Missing Massachusetts nurse’s husband faces murder case after bloody hairs are found on saw police say

New forensic evidence from a seized saw could become part of a circumstantial case set for trial in 2026.

MANASSAS PARK, Va. — Nearly two years after Mamta Kafle Bhatt vanished, prosecutors are pressing a murder case against her husband without her body and with new evidence from a power saw seized at their home.

The central challenge is clear: authorities say Mamta is dead, but her remains have not been found. Naresh Bhatt, 39, is charged with murder, concealing a dead body and physically defiling a dead body. He has pleaded not guilty. Prosecutors are expected to rely on forensic testing, alleged disposal activity, digital evidence and his statements to police to argue that Mamta was killed inside the Manassas Park home.

The newest public filing centers on a reciprocating saw. An April 29 forensic report says three human hairs, 13 human hair fragments, apparent fibers and debris were recovered from the handheld tool. The three hairs may be suitable for nuclear DNA testing and were sent for further analysis. The results have not been released. The fragments were not deemed suitable for that testing. The report followed earlier testing that found blood on parts of the same saw, with Mamta unable to be eliminated as a possible contributor to DNA from stained swabs.

In a case without recovered remains, each physical item takes on added weight. Prosecutors have alleged that blood was found in the home and that evidence showed a dead body had been dragged from the master bedroom to a bathroom. They also have said Naresh Bhatt bought knives, cleaning supplies and a large pack of heavy-duty trash bags around the time Mamta disappeared. Surveillance video, according to investigators, captured him moving bags into a dumpster and later into a trash compactor. Authorities believe her body was dismembered and her remains were scattered across Northern Virginia.

Mamta’s disappearance unfolded in late July 2024. She was last seen July 27 at UVA Health Prince William Medical Center in Manassas, where she worked as a nurse. A friend received two calls from her phone on July 28. Her social media activity stopped on July 29. On Aug. 2, police came to the home after her supervisor asked for a welfare check. Naresh Bhatt told officers he had not seen her since July 31 and said she might have gone to New York or Texas. He said the couple was separating and told police she had left before.

Those early statements are likely to matter at trial. Body camera footage preserved the welfare-check conversation, including his explanation that Mamta may have left voluntarily. Prosecutors have since described that account as part of an alleged effort to mislead people about what happened. The defense may argue that the state is asking jurors to infer too much from incomplete evidence. Jurors will not be asked whether the case is disturbing or unusual. They will be asked whether prosecutors have proved each charge beyond a reasonable doubt.

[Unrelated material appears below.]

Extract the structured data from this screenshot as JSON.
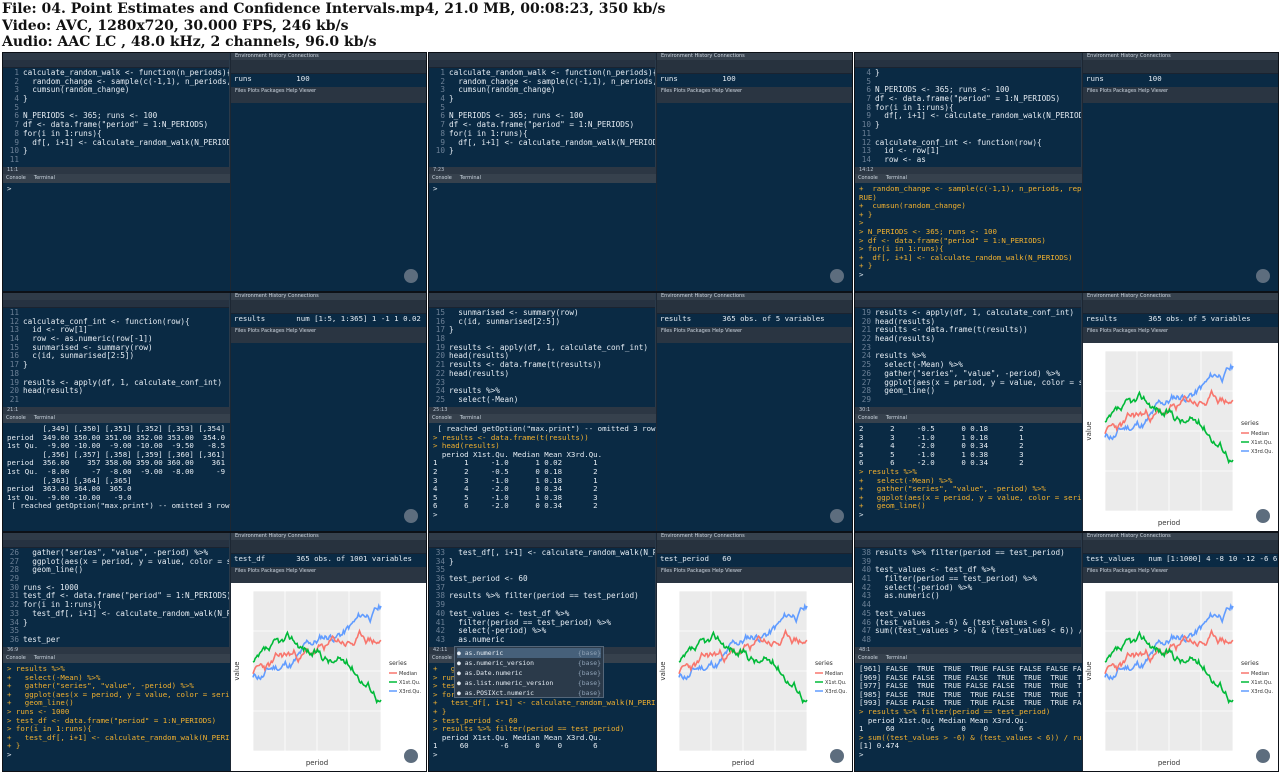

Virginia’s legal process has already stretched across two years. Naresh Bhatt was arrested Aug. 22, 2024, on the concealment charge. A grand jury later indicted him on murder and defiling-a-body charges. The trial was delayed after defense attorneys said they needed more time to review discovery, including a large amount of digital evidence. The case is now scheduled for October 2026 in Prince William County Circuit Court. Pretrial hearings are expected to decide what evidence can be shown to jurors and what expert testimony may be allowed.

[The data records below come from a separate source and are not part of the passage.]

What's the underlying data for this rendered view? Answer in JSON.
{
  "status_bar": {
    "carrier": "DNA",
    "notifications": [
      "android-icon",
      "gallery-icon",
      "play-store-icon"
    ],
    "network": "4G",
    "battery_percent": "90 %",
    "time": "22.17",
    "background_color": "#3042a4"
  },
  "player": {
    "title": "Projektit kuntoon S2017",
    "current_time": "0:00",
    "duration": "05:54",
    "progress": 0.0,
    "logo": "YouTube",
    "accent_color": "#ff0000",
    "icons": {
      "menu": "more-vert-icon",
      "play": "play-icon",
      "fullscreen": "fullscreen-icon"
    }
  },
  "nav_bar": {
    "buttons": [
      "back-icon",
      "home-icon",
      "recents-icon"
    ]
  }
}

The saw evidence could raise several courtroom issues. Prosecutors may argue that a DNA profile from the hairs would help connect the tool to Mamta or to events after her death. Defense lawyers may question the strength of the sample, the chain of custody, contamination risks or the difference between blood evidence and hair evidence. The report itself does not identify a murder weapon, and officials have not publicly said that the saw caused Mamta’s death. What it may show will depend on completed testing and expert testimony.

The absence of a body also leaves practical questions outside the courtroom. Investigators have not publicly said where they believe all of Mamta’s remains were taken. Searches have included community efforts and law enforcement work, but the case continues without recovery of her body. Family members and supporters have said the delay deepens their grief. They have attended hearings, gathered outside the courthouse and kept her name visible while the criminal case moves slowly.

The trial will also place Mamta’s life before jurors, not only the evidence after she disappeared. She was 28, a nurse, a mother and a member of a Nepali family living far from relatives overseas. Her sudden disappearance cut across her workplace, her friend circle and the local South Asian community. Prosecutors may use that context to explain why her silence was alarming. The defense may seek to keep the jury focused on proof rather than emotion.

For now, the case stands as a no-body prosecution shaped by forensic reports, surveillance claims and unanswered questions. The next major step is continued pretrial litigation before the October 2026 jury trial.

Author note: Last updated June 22, 2026.